Guillermo Escobedo-Hoyo, a paralegal at Auger Hollingsworth according to his LinkedIn profile, is expected to be charged with second-degree murder. LinkedIn photo
Guillermo Escobedo-Hoyo,. Photo by LinkedIn
Initially Escobedo-Hoya informed doctors assessing him at The Royal he wanted to be deported back to Mexico. Since understanding he could have freedoms under a supervision order he has changed his mind, expressing a desire to remain in Canada. Refugees and Citizenship Canada has issued a removal order even as Escobedo-Hoyo's immigration lawyer is making application for temporary residence since he cannot be deported as long as he is subject to the Ontario Review Board supervision.

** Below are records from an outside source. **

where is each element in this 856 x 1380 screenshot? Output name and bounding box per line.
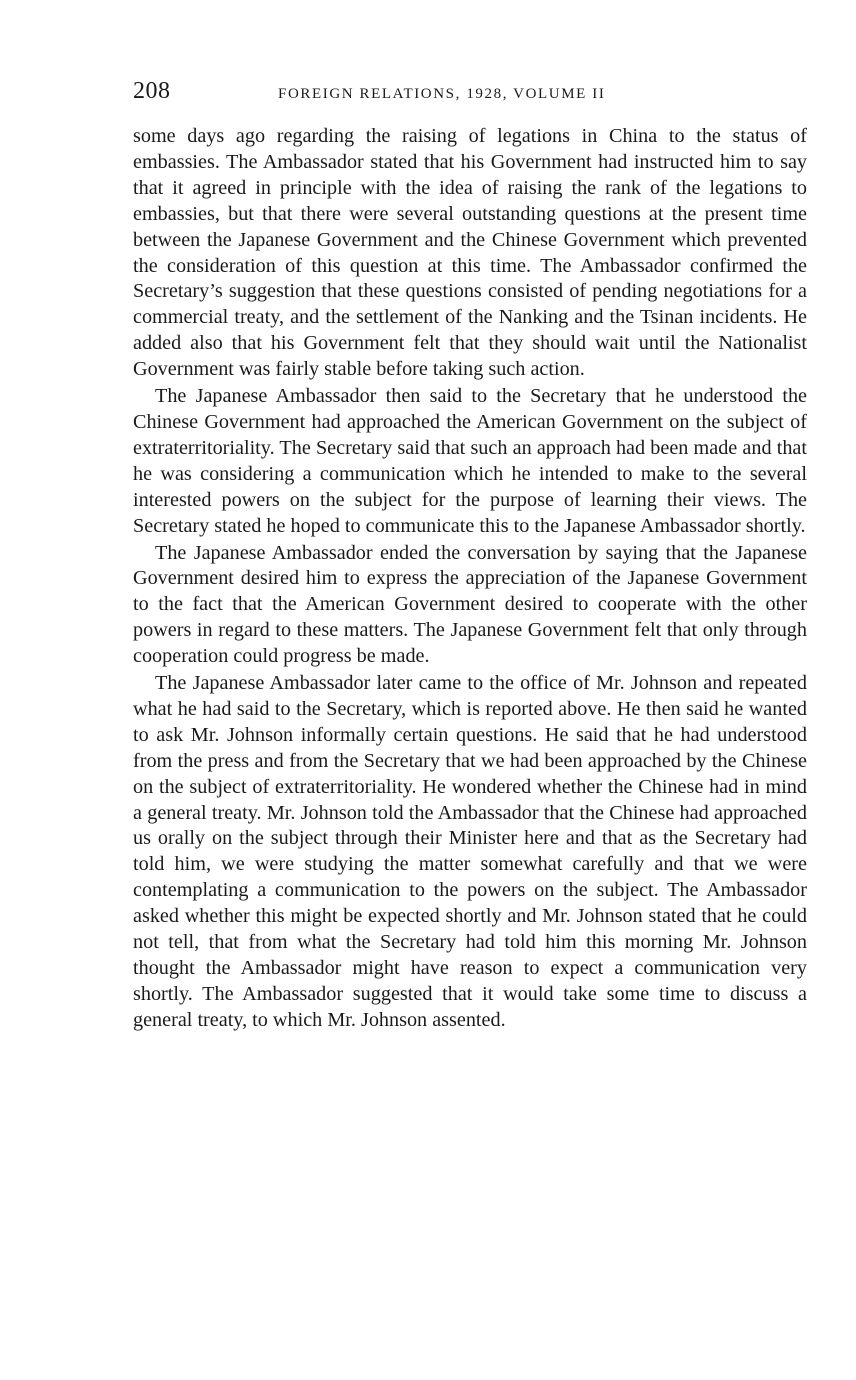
paragraph: The Japanese Ambassador later came to the office of Mr. Johnson and repeated what he had said to the Secretary, which is reported above. He then said he wanted to ask Mr. Johnson informally certain questions. He said that he had understood from the press and from the Secretary that we had been approached by the Chinese on the subject of extraterritoriality. He wondered whether the Chinese had in mind a general treaty. Mr. Johnson told the Ambassador that the Chinese had approached us orally on the subject through their Minister here and that as the Secretary had told him, we were studying the matter somewhat carefully and that we were contemplating a communication to the powers on the subject. The Ambassador asked whether this might be expected shortly and Mr. Johnson stated that he could not tell, that from what the Secretary had told him this morning Mr. Johnson thought the Ambassador might have reason to expect a communication very shortly. The Ambassador suggested that it would take some time to discuss a general treaty, to which Mr. Johnson assented. [133,672,807,1031]
paragraph: some days ago regarding the raising of legations in China to the status of embassies. The Ambassador stated that his Government had instructed him to say that it agreed in principle with the idea of raising the rank of the legations to embassies, but that there were several outstanding questions at the present time between the Japanese Government and the Chinese Government which prevented the consideration of this question at this time. The Ambassador confirmed the Secretary’s suggestion that these questions consisted of pending negotiations for a commercial treaty, and the settlement of the Nanking and the Tsinan incidents. He added also that his Government felt that they should wait until the Nationalist Government was fairly stable before taking such action. [133,125,807,381]
page-number: 208 [133,78,171,104]
document-page [133,78,807,1035]
running-title: FOREIGN RELATIONS, 1928, VOLUME II [278,86,606,102]
page-header [133,78,807,112]
paragraph: The Japanese Ambassador then said to the Secretary that he understood the Chinese Government had approached the American Government on the subject of extraterritoriality. The Secretary said that such an approach had been made and that he was considering a communication which he intended to make to the several interested powers on the subject for the purpose of learning their views. The Secretary stated he hoped to communicate this to the Japanese Ambassador shortly. [133,385,807,537]
paragraph: The Japanese Ambassador ended the conversation by saying that the Japanese Government desired him to express the appreciation of the Japanese Government to the fact that the American Government desired to cooperate with the other powers in regard to these matters. The Japanese Government felt that only through cooperation could progress be made. [133,541,807,668]
body-text [133,124,807,1034]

As for Nick Hickey's mother, she struggles with what she feels is 'accountability' in the justice process, feeling the criminal justice system has failed her family, and now a process she feels prioritizes her son's killer has let them down further. "Whatever happened in his life, why did it have to affect mine?" she asks of the process. She thinks longingly of her son, what kind of  family he would have had, would she have been a grandmother, and that he would now be in university.

She has no sympathy for Escobedo-Hoyo, her victim impact statement to the board points out her other children struggle with their brother's loss. Her son's killer, she points out, chose to stop taking his medication before killing her son. The letter Escobedo-Hoyo sent to her with his apologies where he spells her last name incorrectly and repeatedly apologizes, means nothing to her, and she gives him no credit for sincerity. Why should she?